La contestation de Madame [I] [U] est fondée sur le fait qu’elle est de bonne foi et qu’ils ont refusé sa demande de remise gracieuse.
Appelée pour la première fois à l’audience du 1er octobre 2024, l’affaire a fait l’objet de plusieurs renvois.
A l’audience du 7 janvier 2025, à laquelle l’affaire a été retenue, [4], représenté par son avocat, demande à la juridiction de :
— A titre principal, dire irrecevable l’opposition formée par Madame [I] [U] faute de motivation ;
— A titre subsidiaire,
— Valider la contrainte [Numéro identifiant 7] du 19 avril 2024 pour un montant de 6 824,58 € ;
— Condamner Madame [I] [U] à payer à [4] la somme de 6 624,58 €, outre intérêts au taux légal à compter du 11 mars 2024 et frais de mise en demeure et de recouvrement ;
— En tout état de cause, condamner Madame [I] [U] à lui payer la somme de 1 000 € au titre de l’article 700 du Code de procédure civile, outre les entiers dépens, en ce compris les frais de contrainte.
Au visa de l’article R. 5426-22 du Code du travail, elle fait valoir qu’en ne sollicitant qu’un échéancier, son opposition n’est pas fondée sur le fond et est irrecevable. Elle rappelle que seule l’instance paritaire régionale est compétente pour se prononcer sur une demande d’effacement ou d’échéancier. Elle indique que Madame [I] [U] reconnaît sa dette.
Au visa des articles R. 5411-2 et suivants du Code du travail, 1302 et 1302-1 du Code civil, outre les articles 24 et suivants du Règlement général annexé à la convention d’assurance chômage du 26 juillet 2019, elle indique que Madame [I] [U] a perçu l’intégralité de ses allocations chômage, alors qu’elle a également été indemnisée au titre des allocations journalières parentales. Elle soutient qu’elle s’est abstenue de déclarer l’exercice d’une activité salariée dans le délai de 72 heures et qu’elle ne pouvait pas prétendre au cumul intégral de sa rémunération avec l’allocation d’aide au retour à l’emploi. Elle précise que Madame [I] [U] a réglé la somme de 200,00 € après réception de la contrainte.

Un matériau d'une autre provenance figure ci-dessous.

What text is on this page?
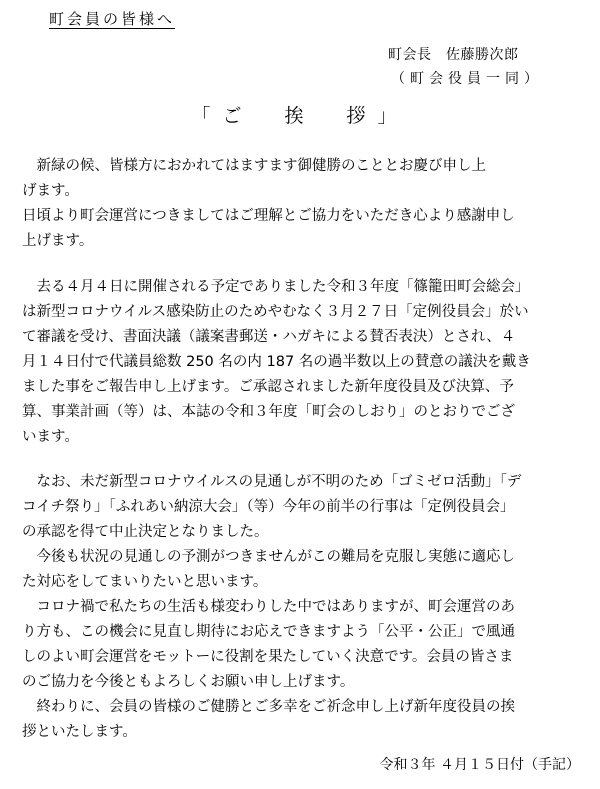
町会員の皆様へ
町会長　佐藤勝次郎
（町会役員一同）
「ご　挨　拶」
　新緑の候、皆様方におかれてはますます御健勝のこととお慶び申し上
げます。
日頃より町会運営につきましてはご理解とご協力をいただき心より感謝申し
上げます。
　去る４月４日に開催される予定でありました令和３年度「篠籠田町会総会」
は新型コロナウイルス感染防止のためやむなく３月２７日「定例役員会」於い
て審議を受け、書面決議（議案書郵送・ハガキによる賛否表決）とされ、４
月１４日付で代議員総数 250 名の内 187 名の過半数以上の賛意の議決を戴き
ました事をご報告申し上げます。ご承認されました新年度役員及び決算、予
算、事業計画（等）は、本誌の令和３年度「町会のしおり」のとおりでござ
います。
　なお、未だ新型コロナウイルスの見通しが不明のため「ゴミゼロ活動」「デ
コイチ祭り」「ふれあい納涼大会」（等）今年の前半の行事は「定例役員会」
の承認を得て中止決定となりました。
　今後も状況の見通しの予測がつきませんがこの難局を克服し実態に適応し
た対応をしてまいりたいと思います。
　コロナ禍で私たちの生活も様変わりした中ではありますが、町会運営のあ
り方も、この機会に見直し期待にお応えできますよう「公平・公正」で風通
しのよい町会運営をモットーに役割を果たしていく決意です。会員の皆さま
のご協力を今後ともよろしくお願い申し上げます。
　終わりに、会員の皆様のご健勝とご多幸をご祈念申し上げ新年度役員の挨
拶といたします。
令和３年 ４月１５日付（手記）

En réponse, Madame [I] [U], comparante en personne, sollicite un échéancier. Elle indique qu’elle avait demandé un effacement ou une diminution de la dette au départ.
Pour un plus ample exposé des moyens et des prétentions des parties, il convient de renvoyer à leurs conclusions déposées et soutenues à l’audience, conformément aux dispositions de l’article 455 du Code de procédure civile.
Par note en délibéré autorisée par le juge, [4] a envoyé le 29 janvier 2025, son dossier et les pièces sollicitées.
Sur quoi, à défaut de conciliation possible, l’affaire est mise en délibéré au 18 mars 2025 pour y être rendu le présent jugement par sa mise à disposition au greffe.
MOTIFS DE LA DECISION
Sur la recevabilité
L’article R. 5426-22 du Code du travail dispose que le débiteur peut former opposition par inscription au secrétariat du tribunal compétent dans le ressort duquel il est domicilié ou par lettre recommandée avec demande d’avis de réception adressée au secrétariat dudit tribunal dans les quinze jours à compter de la notification. L’opposition est motivée.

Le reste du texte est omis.